Several years ago I saw some new Betsy McCall dolls in a store, and I just about went crazy!  I wanted one so badly, but they were pretty expensive.  So one year, for my birthday, I conviced my husband to let me buy one.  There was a cute little doll store out in Beaverton, Oregon that I found on the internet.  Sadly, it no longer exists.  But, my kids and I went for a ride and got me my brunette Betsy McCall doll!

She came with a little camisole, socks and shoes.  That was it!  The clothes were $25. or more per outfit!  So, this is what I did.  I got a pattern from JoAnn fabrics, and then I bought two different colors of fabric, and I made my two dolls matching outfits!  I really enjoyed doing it and I think they look fantastic!  See what you think.  

Betsy and Betsy

  I think I will always prefer the Betsy of the 60’s, but I have to admit, they’re both pretty cute.   Here’s a close-up of their sweet faces.  Eat your heart out Barbie!

Two sweet Betsys



Danielle is here!


I’ve been working on making a new doll pattern (still in editing stage).  This doll is my representation of a little girl that was one of the flower girls at my nieces wedding.  I so fell in love with the look of that little girl, that I decided, then and there, that I was going to make a doll of her.  So, this is it!

Meet Danielle! 

Danielle the flower girl

Since I am planning to send this doll to my niece as a gift, I naturally had to make a second one to sell.  The second one came out slightly larger, but still basically the same doll.  I used some synthetic doll hair, that I purchased from JoAnn’s, and I used some daisy trim on the dress.  I embroidered french knots in the center of each flower to make it more like the orginal dress, and to add some color and dimension. 

Danielle and her twin

I will eventually publish the pattern once I am sure I’ve worked out all the kinks.  I hope you enjoy my new creation!

Button Dolls


My version of the Button Doll

When my daughter was in middle school our Girl Scout troop went to The End Of The Oregon Trail Museum.  We spent the night camping on the grounds, and we got to tour the museum.  It was a lot of fun.  The only thing that really bothered me was the freight trains that ran through the town ALL-NIGHT-LONG.  It seemed as though I had set my tent up right on top of the train tracks.  Anyway, I digress.

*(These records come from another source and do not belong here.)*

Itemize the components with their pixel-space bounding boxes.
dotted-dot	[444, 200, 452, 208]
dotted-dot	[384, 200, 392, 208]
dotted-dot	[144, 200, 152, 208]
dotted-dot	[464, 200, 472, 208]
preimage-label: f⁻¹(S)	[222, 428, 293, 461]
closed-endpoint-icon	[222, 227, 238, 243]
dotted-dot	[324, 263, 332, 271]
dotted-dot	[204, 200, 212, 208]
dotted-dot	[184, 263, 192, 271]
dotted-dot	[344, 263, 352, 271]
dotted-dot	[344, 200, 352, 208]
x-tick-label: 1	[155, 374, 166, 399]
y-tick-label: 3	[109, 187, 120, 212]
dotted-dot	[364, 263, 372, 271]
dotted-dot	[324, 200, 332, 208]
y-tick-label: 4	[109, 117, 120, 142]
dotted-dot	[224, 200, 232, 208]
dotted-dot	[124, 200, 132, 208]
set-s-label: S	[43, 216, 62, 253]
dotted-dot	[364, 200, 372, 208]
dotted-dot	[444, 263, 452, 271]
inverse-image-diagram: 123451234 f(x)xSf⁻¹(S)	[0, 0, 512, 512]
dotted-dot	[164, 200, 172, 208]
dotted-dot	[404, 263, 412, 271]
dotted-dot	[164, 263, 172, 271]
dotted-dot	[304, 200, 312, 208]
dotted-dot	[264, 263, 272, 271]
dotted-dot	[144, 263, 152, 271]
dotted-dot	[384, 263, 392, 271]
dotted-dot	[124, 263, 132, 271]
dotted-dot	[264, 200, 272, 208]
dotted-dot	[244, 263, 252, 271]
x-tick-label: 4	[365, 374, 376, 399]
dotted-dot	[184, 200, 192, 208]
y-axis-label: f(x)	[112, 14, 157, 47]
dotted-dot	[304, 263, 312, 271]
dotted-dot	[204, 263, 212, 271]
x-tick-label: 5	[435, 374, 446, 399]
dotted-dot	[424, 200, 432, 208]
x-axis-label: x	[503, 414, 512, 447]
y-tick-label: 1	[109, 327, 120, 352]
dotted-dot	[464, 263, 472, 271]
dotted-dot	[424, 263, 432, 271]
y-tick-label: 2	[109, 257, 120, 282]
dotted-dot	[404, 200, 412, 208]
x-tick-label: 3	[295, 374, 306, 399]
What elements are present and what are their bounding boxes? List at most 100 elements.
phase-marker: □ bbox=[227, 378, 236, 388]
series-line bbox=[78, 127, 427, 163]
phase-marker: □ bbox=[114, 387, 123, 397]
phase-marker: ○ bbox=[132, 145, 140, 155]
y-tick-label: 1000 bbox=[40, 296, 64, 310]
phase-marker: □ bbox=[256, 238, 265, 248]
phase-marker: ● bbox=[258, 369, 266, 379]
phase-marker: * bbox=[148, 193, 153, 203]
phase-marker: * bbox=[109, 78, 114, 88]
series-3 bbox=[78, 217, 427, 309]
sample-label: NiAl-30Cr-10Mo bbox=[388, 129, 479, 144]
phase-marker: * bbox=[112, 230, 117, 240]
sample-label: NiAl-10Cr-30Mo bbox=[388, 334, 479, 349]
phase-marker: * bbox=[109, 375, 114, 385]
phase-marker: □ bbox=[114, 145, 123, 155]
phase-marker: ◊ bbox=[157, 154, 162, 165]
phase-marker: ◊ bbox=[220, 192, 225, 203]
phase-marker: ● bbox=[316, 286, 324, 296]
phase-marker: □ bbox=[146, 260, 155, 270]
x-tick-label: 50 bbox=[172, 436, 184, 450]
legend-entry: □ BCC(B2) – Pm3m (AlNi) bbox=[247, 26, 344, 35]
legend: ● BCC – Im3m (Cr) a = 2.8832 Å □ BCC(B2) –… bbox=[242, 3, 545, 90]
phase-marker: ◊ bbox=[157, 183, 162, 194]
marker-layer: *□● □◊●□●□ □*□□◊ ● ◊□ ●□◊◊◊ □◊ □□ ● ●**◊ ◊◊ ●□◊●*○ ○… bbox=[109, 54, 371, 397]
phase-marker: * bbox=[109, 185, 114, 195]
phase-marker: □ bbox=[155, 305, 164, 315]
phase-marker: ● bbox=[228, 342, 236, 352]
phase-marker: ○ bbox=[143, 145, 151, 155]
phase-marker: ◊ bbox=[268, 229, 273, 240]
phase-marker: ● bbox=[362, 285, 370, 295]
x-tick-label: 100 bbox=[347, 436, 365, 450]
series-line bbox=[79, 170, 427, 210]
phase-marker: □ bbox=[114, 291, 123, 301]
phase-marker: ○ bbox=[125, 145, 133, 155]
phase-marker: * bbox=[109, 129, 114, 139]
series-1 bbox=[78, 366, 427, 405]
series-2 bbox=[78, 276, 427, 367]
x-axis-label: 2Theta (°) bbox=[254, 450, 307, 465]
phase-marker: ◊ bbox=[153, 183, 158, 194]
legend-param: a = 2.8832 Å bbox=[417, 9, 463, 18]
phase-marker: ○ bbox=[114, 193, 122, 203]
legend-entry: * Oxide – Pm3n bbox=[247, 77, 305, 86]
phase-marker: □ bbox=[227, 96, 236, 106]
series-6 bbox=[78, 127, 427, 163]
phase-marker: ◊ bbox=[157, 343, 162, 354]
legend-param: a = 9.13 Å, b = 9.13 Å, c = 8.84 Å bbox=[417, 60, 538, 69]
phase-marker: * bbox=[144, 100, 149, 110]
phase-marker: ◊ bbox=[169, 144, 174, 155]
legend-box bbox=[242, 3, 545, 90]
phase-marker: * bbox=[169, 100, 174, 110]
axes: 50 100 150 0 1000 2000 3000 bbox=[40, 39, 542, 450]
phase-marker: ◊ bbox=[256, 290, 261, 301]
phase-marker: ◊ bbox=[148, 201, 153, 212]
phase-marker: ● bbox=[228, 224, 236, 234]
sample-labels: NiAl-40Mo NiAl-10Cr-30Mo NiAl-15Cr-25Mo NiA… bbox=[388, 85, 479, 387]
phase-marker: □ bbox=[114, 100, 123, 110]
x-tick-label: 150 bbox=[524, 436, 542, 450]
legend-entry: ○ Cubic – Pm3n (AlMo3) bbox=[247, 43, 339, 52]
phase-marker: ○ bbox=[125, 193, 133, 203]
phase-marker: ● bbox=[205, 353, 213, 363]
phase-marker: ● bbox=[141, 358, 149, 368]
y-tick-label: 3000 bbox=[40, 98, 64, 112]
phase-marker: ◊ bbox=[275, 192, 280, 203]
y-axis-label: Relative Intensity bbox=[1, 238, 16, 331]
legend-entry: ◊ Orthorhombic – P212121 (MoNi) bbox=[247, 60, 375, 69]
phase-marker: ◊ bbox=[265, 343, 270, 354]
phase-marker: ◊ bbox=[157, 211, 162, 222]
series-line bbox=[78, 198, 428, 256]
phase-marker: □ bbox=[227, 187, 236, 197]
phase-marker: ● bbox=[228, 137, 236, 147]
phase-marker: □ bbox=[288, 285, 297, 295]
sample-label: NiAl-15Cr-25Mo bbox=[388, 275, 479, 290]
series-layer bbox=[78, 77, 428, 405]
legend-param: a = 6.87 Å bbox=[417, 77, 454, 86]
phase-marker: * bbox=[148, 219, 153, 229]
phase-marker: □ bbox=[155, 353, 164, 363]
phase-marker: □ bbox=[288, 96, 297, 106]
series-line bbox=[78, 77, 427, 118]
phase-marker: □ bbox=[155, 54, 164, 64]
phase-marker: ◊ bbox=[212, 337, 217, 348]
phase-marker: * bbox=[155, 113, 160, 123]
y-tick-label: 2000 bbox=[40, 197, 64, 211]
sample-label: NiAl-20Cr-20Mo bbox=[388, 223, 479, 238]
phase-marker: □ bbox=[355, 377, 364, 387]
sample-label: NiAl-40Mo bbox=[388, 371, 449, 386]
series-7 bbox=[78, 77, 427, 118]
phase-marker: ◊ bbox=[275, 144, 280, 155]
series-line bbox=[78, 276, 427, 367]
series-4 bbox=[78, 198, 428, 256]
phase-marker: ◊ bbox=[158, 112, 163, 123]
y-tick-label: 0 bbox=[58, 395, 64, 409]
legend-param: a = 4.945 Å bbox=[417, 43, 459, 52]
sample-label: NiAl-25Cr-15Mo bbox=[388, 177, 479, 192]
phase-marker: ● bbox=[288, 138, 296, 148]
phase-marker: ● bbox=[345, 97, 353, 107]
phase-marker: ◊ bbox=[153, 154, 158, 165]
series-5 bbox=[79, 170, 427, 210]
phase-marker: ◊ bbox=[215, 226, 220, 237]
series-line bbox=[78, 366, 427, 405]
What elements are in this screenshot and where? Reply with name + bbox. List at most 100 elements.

When we were in the museum they showed us the wagons that the pioneers used and talked about the kinds and amounts of things they had to take with them as they traveled across our country.  One of the things that I was particularly interested in was a handmade doll, called a button doll. 

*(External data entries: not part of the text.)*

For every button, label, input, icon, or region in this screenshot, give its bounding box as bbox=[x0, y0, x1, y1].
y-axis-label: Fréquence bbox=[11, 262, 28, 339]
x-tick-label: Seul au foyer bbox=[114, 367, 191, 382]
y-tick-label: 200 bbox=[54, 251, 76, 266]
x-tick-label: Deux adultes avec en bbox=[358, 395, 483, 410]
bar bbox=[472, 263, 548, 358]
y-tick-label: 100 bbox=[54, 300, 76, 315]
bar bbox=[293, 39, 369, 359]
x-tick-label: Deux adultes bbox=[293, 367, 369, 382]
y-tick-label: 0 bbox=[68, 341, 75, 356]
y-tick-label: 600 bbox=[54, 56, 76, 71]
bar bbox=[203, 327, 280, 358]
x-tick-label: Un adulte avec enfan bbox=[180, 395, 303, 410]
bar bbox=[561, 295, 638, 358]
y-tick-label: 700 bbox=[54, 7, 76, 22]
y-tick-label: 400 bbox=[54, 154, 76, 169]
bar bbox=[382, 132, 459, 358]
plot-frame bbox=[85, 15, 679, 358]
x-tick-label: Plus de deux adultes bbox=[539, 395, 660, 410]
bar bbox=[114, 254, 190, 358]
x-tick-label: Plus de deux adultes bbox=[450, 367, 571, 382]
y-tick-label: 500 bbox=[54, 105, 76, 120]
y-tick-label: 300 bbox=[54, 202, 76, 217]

Now this doll was not really very attractive, but you could tell that it was made with things that a mother might have on hand and it was also practical.  The doll’s head and body were made from flour sacks or other rough cloth.  The doll’s clothing was made also from flour sacks or from old clothing that may have been discarded.  But the doll’s arms and legs were made up of strings of buttons!  The buttons were salvaged any time a piece of clothing was discarded or sent to the rag bin, and they were used to replace lost buttons, or when a new piece of clothing was made and required buttons.  At this point the mother would just borrow back the doll and remove however many buttons she needed, then she would re-string the doll’s arm or leg and return the doll to her child.  Isn’t that a wonderful idea?

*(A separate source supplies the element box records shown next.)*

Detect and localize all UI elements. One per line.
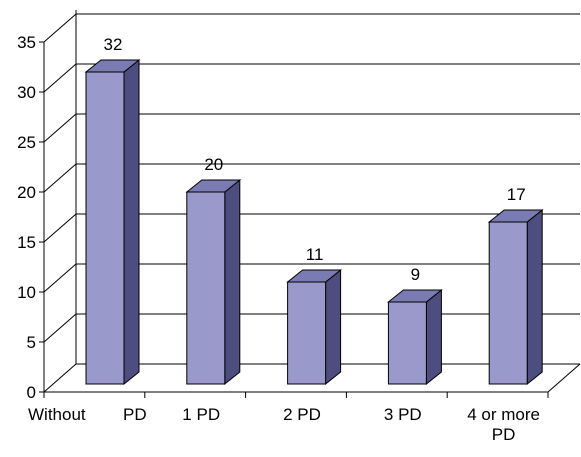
x-axis: [43, 391, 549, 398]
category-label: 1 PD: [182, 405, 220, 424]
gridline: [43, 263, 580, 293]
category-label: 2 PD: [283, 405, 321, 424]
y-axis: [39, 41, 45, 393]
bars: [84, 58, 544, 386]
data-label: 9: [411, 265, 420, 284]
y-tick-label: 30: [17, 83, 36, 102]
bar-1: [185, 178, 242, 386]
gridline: [43, 213, 580, 243]
bar-2: [286, 268, 343, 386]
gridline: [43, 13, 580, 43]
y-tick-label: 25: [17, 133, 36, 152]
bar-side: [526, 208, 543, 386]
data-label: 11: [306, 245, 324, 264]
bar-front: [488, 221, 528, 385]
bar-front: [287, 281, 327, 385]
y-tick-labels: 0 5 10 15 20 25 30 35: [17, 33, 36, 402]
y-tick-label: 0: [27, 383, 36, 402]
bar-side: [325, 268, 342, 386]
category-label: 3 PD: [384, 405, 422, 424]
data-label: 20: [204, 155, 223, 174]
category-label: PD: [123, 405, 147, 424]
gridline: [43, 63, 580, 93]
y-tick-label: 10: [17, 283, 36, 302]
gridline: [43, 163, 580, 193]
y-tick-label: 5: [27, 333, 36, 352]
bar-front: [387, 301, 427, 385]
category-label: PD: [492, 425, 516, 444]
bar-3: [386, 288, 443, 386]
bar-0: [84, 58, 141, 386]
y-tick-label: 35: [17, 33, 36, 52]
y-tick-label: 15: [17, 233, 36, 252]
bar-front: [85, 71, 125, 385]
category-label: Without: [28, 405, 86, 424]
gridlines: [43, 13, 580, 343]
gridline: [43, 113, 580, 143]
bar-side: [123, 58, 140, 386]
bar-side: [224, 178, 241, 386]
category-label: 4 or more: [467, 405, 540, 424]
floor-right-edge: [547, 363, 581, 393]
bar-front: [186, 191, 226, 385]
data-labels: 32 20 11 9 17: [104, 35, 526, 284]
y-tick-label: 20: [17, 183, 36, 202]
data-label: 32: [104, 35, 123, 54]
data-label: 17: [507, 185, 526, 204]
bar-side: [425, 288, 442, 386]
bar-4: [487, 208, 544, 386]
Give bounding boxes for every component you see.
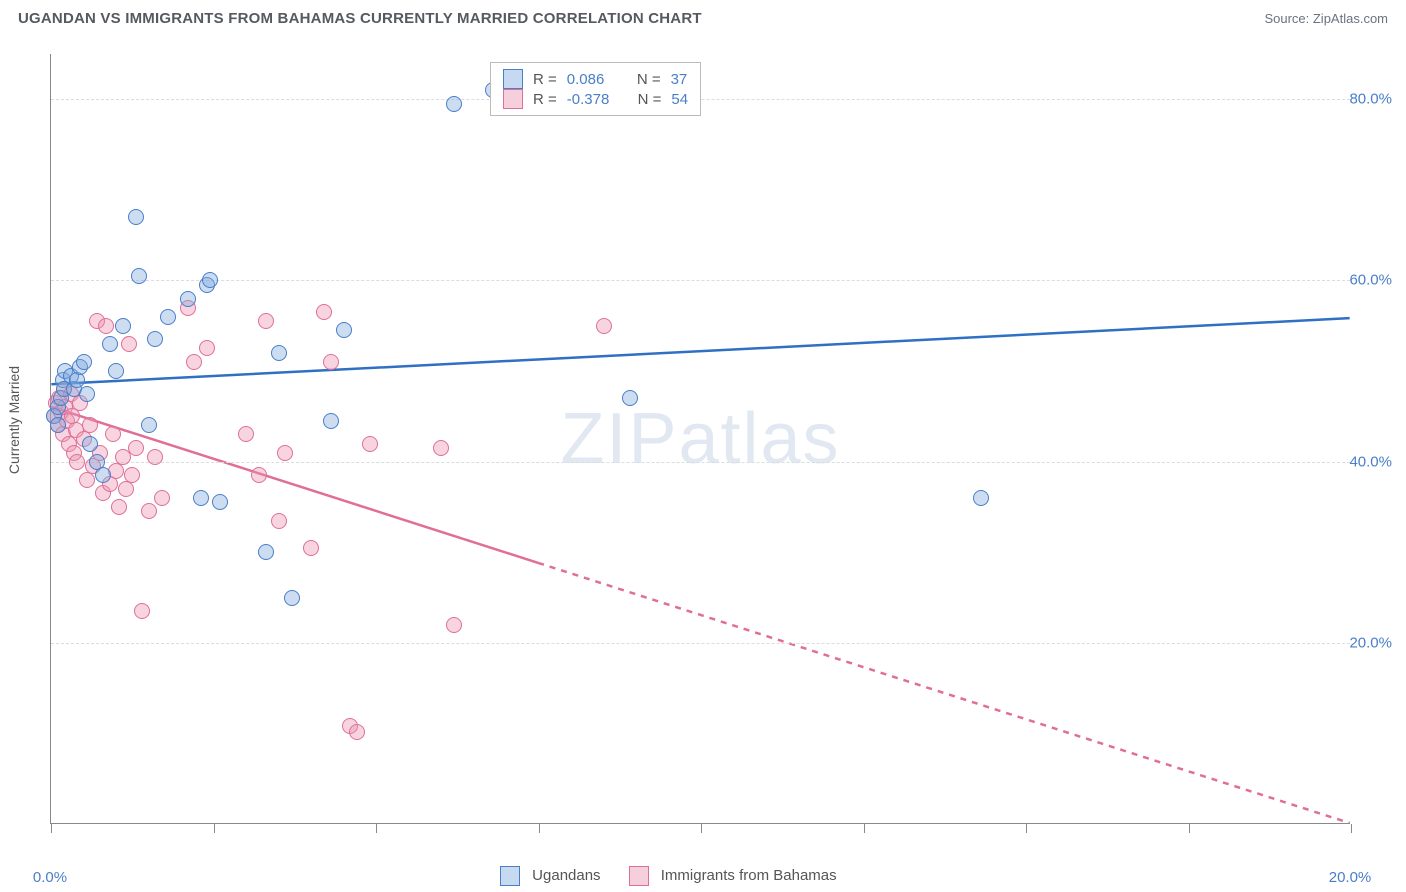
data-point xyxy=(141,417,157,433)
n-value: 54 xyxy=(671,91,688,108)
gridline xyxy=(51,462,1350,463)
data-point xyxy=(102,336,118,352)
data-point xyxy=(108,363,124,379)
data-point xyxy=(258,313,274,329)
data-point xyxy=(154,490,170,506)
data-point xyxy=(82,436,98,452)
x-tick-mark xyxy=(701,824,702,833)
y-tick-label: 40.0% xyxy=(1349,453,1392,470)
gridline xyxy=(51,643,1350,644)
data-point xyxy=(251,467,267,483)
watermark: ZIPatlas xyxy=(560,398,840,480)
data-point xyxy=(186,354,202,370)
n-label: N = xyxy=(638,91,662,108)
data-point xyxy=(115,318,131,334)
data-point xyxy=(596,318,612,334)
n-value: 37 xyxy=(671,71,688,88)
x-tick-mark xyxy=(1026,824,1027,833)
data-point xyxy=(277,445,293,461)
data-point xyxy=(128,440,144,456)
n-label: N = xyxy=(637,71,661,88)
x-tick-mark xyxy=(539,824,540,833)
legend-item-bahamas: Immigrants from Bahamas xyxy=(629,866,837,886)
data-point xyxy=(323,413,339,429)
r-value: 0.086 xyxy=(567,71,605,88)
data-point xyxy=(76,354,92,370)
x-tick-mark xyxy=(1189,824,1190,833)
x-tick-mark xyxy=(376,824,377,833)
x-tick-label: 20.0% xyxy=(1329,869,1372,886)
data-point xyxy=(362,436,378,452)
data-point xyxy=(303,540,319,556)
swatch-blue-icon xyxy=(500,866,520,886)
data-point xyxy=(180,291,196,307)
data-point xyxy=(336,322,352,338)
data-point xyxy=(147,449,163,465)
legend-label: Ugandans xyxy=(532,867,600,884)
r-label: R = xyxy=(533,91,557,108)
swatch-pink-icon xyxy=(503,89,523,109)
data-point xyxy=(79,386,95,402)
data-point xyxy=(160,309,176,325)
data-point xyxy=(622,390,638,406)
data-point xyxy=(105,426,121,442)
data-point xyxy=(50,417,66,433)
data-point xyxy=(446,96,462,112)
x-tick-mark xyxy=(1351,824,1352,833)
data-point xyxy=(284,590,300,606)
data-point xyxy=(111,499,127,515)
x-tick-mark xyxy=(51,824,52,833)
swatch-blue-icon xyxy=(503,69,523,89)
data-point xyxy=(238,426,254,442)
x-tick-mark xyxy=(864,824,865,833)
data-point xyxy=(323,354,339,370)
data-point xyxy=(199,340,215,356)
data-point xyxy=(446,617,462,633)
legend-label: Immigrants from Bahamas xyxy=(661,867,837,884)
data-point xyxy=(349,724,365,740)
x-tick-label: 0.0% xyxy=(33,869,67,886)
data-point xyxy=(141,503,157,519)
y-axis-label: Currently Married xyxy=(6,366,22,474)
data-point xyxy=(271,513,287,529)
data-point xyxy=(124,467,140,483)
legend-row-blue: R = 0.086 N = 37 xyxy=(503,69,688,89)
data-point xyxy=(69,454,85,470)
data-point xyxy=(316,304,332,320)
chart-title: UGANDAN VS IMMIGRANTS FROM BAHAMAS CURRE… xyxy=(18,10,702,27)
legend-row-pink: R = -0.378 N = 54 xyxy=(503,89,688,109)
data-point xyxy=(271,345,287,361)
data-point xyxy=(131,268,147,284)
y-tick-label: 60.0% xyxy=(1349,272,1392,289)
data-point xyxy=(98,318,114,334)
data-point xyxy=(212,494,228,510)
r-label: R = xyxy=(533,71,557,88)
data-point xyxy=(95,467,111,483)
y-tick-label: 80.0% xyxy=(1349,91,1392,108)
data-point xyxy=(433,440,449,456)
data-point xyxy=(128,209,144,225)
gridline xyxy=(51,280,1350,281)
plot-area: ZIPatlas xyxy=(50,54,1350,824)
data-point xyxy=(147,331,163,347)
r-value: -0.378 xyxy=(567,91,610,108)
data-point xyxy=(258,544,274,560)
legend-correlation: R = 0.086 N = 37 R = -0.378 N = 54 xyxy=(490,62,701,116)
x-tick-mark xyxy=(214,824,215,833)
data-point xyxy=(193,490,209,506)
data-point xyxy=(121,336,137,352)
legend-series: Ugandans Immigrants from Bahamas xyxy=(500,866,837,886)
data-point xyxy=(134,603,150,619)
data-point xyxy=(202,272,218,288)
y-tick-label: 20.0% xyxy=(1349,634,1392,651)
data-point xyxy=(82,417,98,433)
swatch-pink-icon xyxy=(629,866,649,886)
source-label: Source: ZipAtlas.com xyxy=(1264,11,1388,26)
data-point xyxy=(973,490,989,506)
legend-item-ugandans: Ugandans xyxy=(500,866,601,886)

Needless to say I was enthralled by the idea.  I bought a modern doll from the museum’s gift shop (see photo below),  

Raggedy Ann Button Doll from the Museum Store

but then I decided to try to make my own.  So my daughter and I bought a bunch of buttons and stuff from JoAnn’s and got busy.  We made a lot of dolls and sold them at a local toy store, and St. Agatha’s Holiday Bazaar.  We also gave many away as gifts.  We also taught a class on how to make them at Sellwood Middle School.  I think you can see why we liked them so much.